Yarmouth council turns attention to economic development
YARMOUTH — Economic development could get a push at the next Town Council meeting.
On Monday, July 8, the council is expected to approve forming a committee to study the town's economic needs and devise ways to spur job opportunities and growth.
During last month's meeting, the council reviewed a draft resolution to form a committee, and gave the proposal strong support during a non-binding discussion. Chairman Steve Woods said it was a step in the right direction.
"I think it's the start of an important discussion for Yarmouth, to take economic development seriously, given the loss of Wyman (Power Station)," he said. "Now that we're going to have a great exit interchange at Exit 15 and Exit 17, what are we going to do to maximize business and economic development here?"
For more than a year, the council has discussed whether to form an economic development advisory board or fund the creation of a nonprofit group to work independently. An exploratory committee could help sort those questions out, Town Manager Nat Tupper said.
The proposed eight-member committee would be comprised of two members from the Yarmouth Chamber of Commerce. Carolyn Schuster, executive of the chamber, said she's excited by the possibilities, but it's too soon to predict what direction the initiative will take.
In the meantime, Schuster has been getting a sense of how other communities handle economic development. She said she has already spoken to groups like the Maine Development Foundation, Main Street Bath and Brunswick Downtown Association to "get an idea of what they have done. Is it working for them? How are we similar? Are we different?

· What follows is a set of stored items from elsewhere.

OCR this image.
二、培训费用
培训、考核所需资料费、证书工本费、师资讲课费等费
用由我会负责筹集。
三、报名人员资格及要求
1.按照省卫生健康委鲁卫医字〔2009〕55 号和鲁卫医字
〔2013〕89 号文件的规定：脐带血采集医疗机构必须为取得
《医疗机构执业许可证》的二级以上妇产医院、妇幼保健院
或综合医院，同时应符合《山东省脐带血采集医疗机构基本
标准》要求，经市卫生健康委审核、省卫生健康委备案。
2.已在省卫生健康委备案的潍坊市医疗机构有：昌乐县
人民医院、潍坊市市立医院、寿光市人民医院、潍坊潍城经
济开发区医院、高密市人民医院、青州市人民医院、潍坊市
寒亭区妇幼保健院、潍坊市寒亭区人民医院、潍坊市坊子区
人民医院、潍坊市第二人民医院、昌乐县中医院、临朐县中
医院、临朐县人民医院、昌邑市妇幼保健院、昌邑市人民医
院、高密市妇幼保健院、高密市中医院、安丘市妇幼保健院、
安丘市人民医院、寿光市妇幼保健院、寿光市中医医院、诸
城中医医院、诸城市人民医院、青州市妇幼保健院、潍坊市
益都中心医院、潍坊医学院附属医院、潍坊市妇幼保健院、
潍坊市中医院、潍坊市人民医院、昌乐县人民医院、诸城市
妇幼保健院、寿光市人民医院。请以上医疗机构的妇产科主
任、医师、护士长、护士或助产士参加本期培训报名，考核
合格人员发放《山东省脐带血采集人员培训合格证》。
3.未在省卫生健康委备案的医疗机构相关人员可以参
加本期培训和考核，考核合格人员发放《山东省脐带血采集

Can we learn any lessons from them?"
Schuster cautioned that economic development can be a slow process over 10 or 15 years, "but you've always got to take that first step."
Yarmouth, with 8,300 residents, has a lot of potential for businesses, primarily because of its accessibility from Interstate 295, the Maine Turnpike, U.S. Route 1, Route 88 and Middle Road, Schuster said.
"If there's a traffic jam somewhere," she said, "you can always get here somehow."
Also, Yarmouth's coast, river, parks, community spirit and its attractive and walkable Main Street give the town all the ingredients to take off economically.
So why hasn't it?
"I guess we're going to find that out," she said. "We're going to talk about what that might be and then we can address it."
To staff the committee, the Town Council would recruit three residents and two town councilors. Two more committee members would be chosen by the Yarmouth Chamber of Commerce. One member would be named by the Greater Portland Council of Governments – a volunteer organization to which Yarmouth belongs. The Council of Governments receives money from the U.S. Economic Development Agency to support economic development among its member towns.
The committee's meetings would be posted and open to the public.
Councilor Pat Thompson said she was optimistic that a committee could deliver "something strategic and very necessary for this town to bring in some revenue and bring in some growth."
The council chose to hold its next meeting on Monday, July 8 to avoid conflicts with the upcoming Yarmouth Clam Festival, which will be held July 19-21.